This marks the eighth consecutive year that the WSOP Main Event Championship final table has been played at the Rio in Las Vegas. The Penn and Teller Theater has hosted the finale since 2008, when Peter Eastgate became the first champion to be crowned on a grand stage usually reserved for acts of magic. Prior to that, the Rio hosted the final table in the Amazon Room at the Rio Convention Center in 2006 and 2007, prior to the beginning of the November Nine delay.
While the final table appears to have found a comfortable home, the current venue is but the most recent finishing line for poker's most prestigious event, which dates back 44 years.
The earliest WSOP final tables when there were virtually no fans or press were held in a small alcove inside Binion's Horseshoe in downtown Las Vegas. The wood-paneled room, usually reversed for high stakes baccarat and blackjack, cradled many of the most memorable moments in poker, now but a distant memory in the few minds of those who were there and remember.
In the mid-1970s, the finale grew larger and media and public interest intensified, requiring a bigger area. So, Jack Binion moved the final table into the rear of the Horseshoe, next to where a large bar existed. That would be home to poker's World Championship for the next decade.
In 1987, Binion's Horseshoe tripled in size when the old Mint Casino was purchased and annexed into the Horseshoe. That gave the WSOP far more space than it had ever seen before. The tournament and the final table shifted to the newer and larger area where every champion was crowned up until 1997.
That memorable year, which became Stu Ungar's final poker swansong victory, the final table was moved outdoors. Playing poker outside seemed like an odd shift, but the Fremont Street Experience, a large canopy towering over the downtown area, had just opened and all the casinos and merchants were eager to see the excitement of the WSOP and television cameras filming outdoors on one of the most famous streets in the world.
The outdoor experiment failed, largely due to the weather, which was quite hot that day. Players were sweating in the 90-degree heat. That wouldn't happen again. The following year, when Scotty Nguyen won the title, it was held back indoors at Binion's Horseshoe.
The year 1999 marked another move for the final table. The action shifted upstairs to a large ballroom called “Benny's Bullpen,” named after the Horseshoe's late founder Benny Binion. It was actually used as a bingo hall most of the time. But during April and May, the room hosted the WSOP. That would be the finale's last home at Binion's Horseshoe. It also was the location of what many consider the most important moment in poker history, when Chris Moneymaker won the Main Event in 2003.
The case of the 2005 WSOP bears special mention.
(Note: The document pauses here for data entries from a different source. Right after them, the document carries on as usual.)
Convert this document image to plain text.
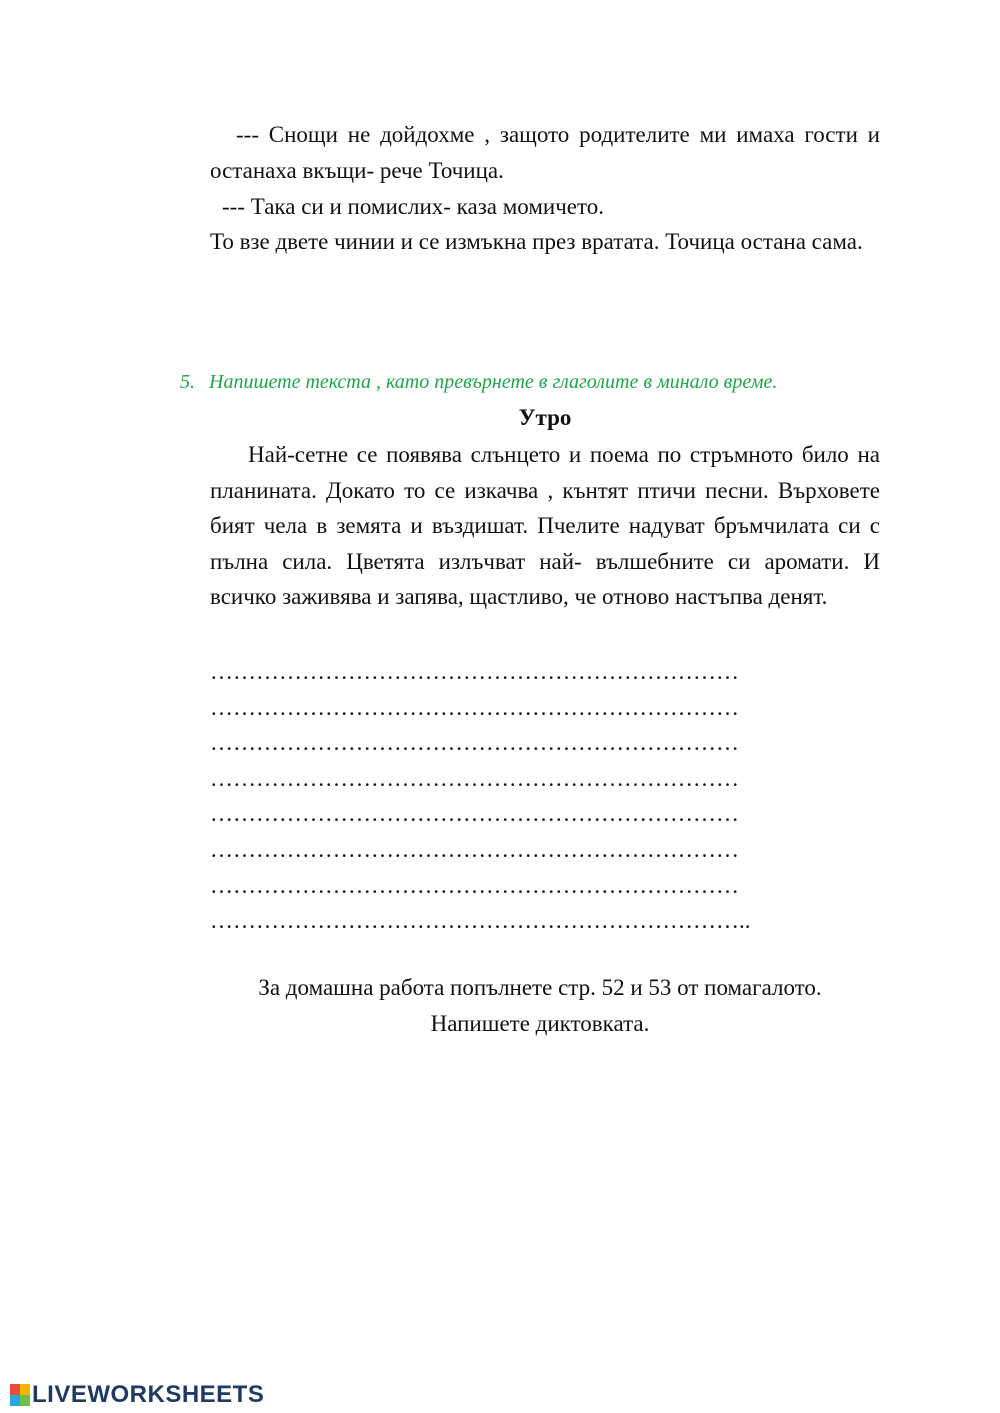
--- Снощи не дойдохме , защото родителите ми имаха гости и останаха вкъщи- рече Точица.
--- Така си и помислих- каза момичето.
То взе двете чинии и се измъкна през вратата. Точица остана сама.
5. Напишете текста , като превърнете в глаголите в минало време.
Утро
Най-сетне се появява слънцето и поема по стръмното било на планината. Докато то се изкачва , кънтят птичи песни. Върховете бият чела в земята и въздишат. Пчелите надуват бръмчилата си с пълна сила. Цветята излъчват най- вълшебните си аромати. И всичко заживява и запява, щастливо, че отново настъпва денят.
……………………………………………………………
……………………………………………………………
……………………………………………………………
……………………………………………………………
……………………………………………………………
……………………………………………………………
……………………………………………………………
……………………………………………………………..
За домашна работа попълнете стр. 52 и 53 от помагалото.
Напишете диктовката.
LIVEWORKSHEETS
Even though the action had shifted to the Rio that year, the final table was still scheduled to be played down at the old Horseshoe. This was due to an agreement with then-Las Vegas Mayor Oscar Goodman, who was eager to commemorate the city's 100th anniversary with holding as many special events downtown as possible. To satisfy Mayor Goodman and honor the city that has hosted the WSOP since its inception, action shifted to the Horseshoe one final time. Joe Hachem's historic win that year ended up being the final WSOP-related event played at the Horseshoe (now simply called “Binion's”).
In 2006, the final table was played inside the Rio's Amazon Room. While huge, it wasn't nearly large enough to host such a gathering, right in the midst of the poker boom. Jamie Gold and Jerry Yang won their titles in the Amazon Room, which was part of the Rio's expansive convention center.
What's ahead in the future? No one knows. But at least for now, the Penn and Teller Theater seems to be the perfect arena for poker's grandest celebration.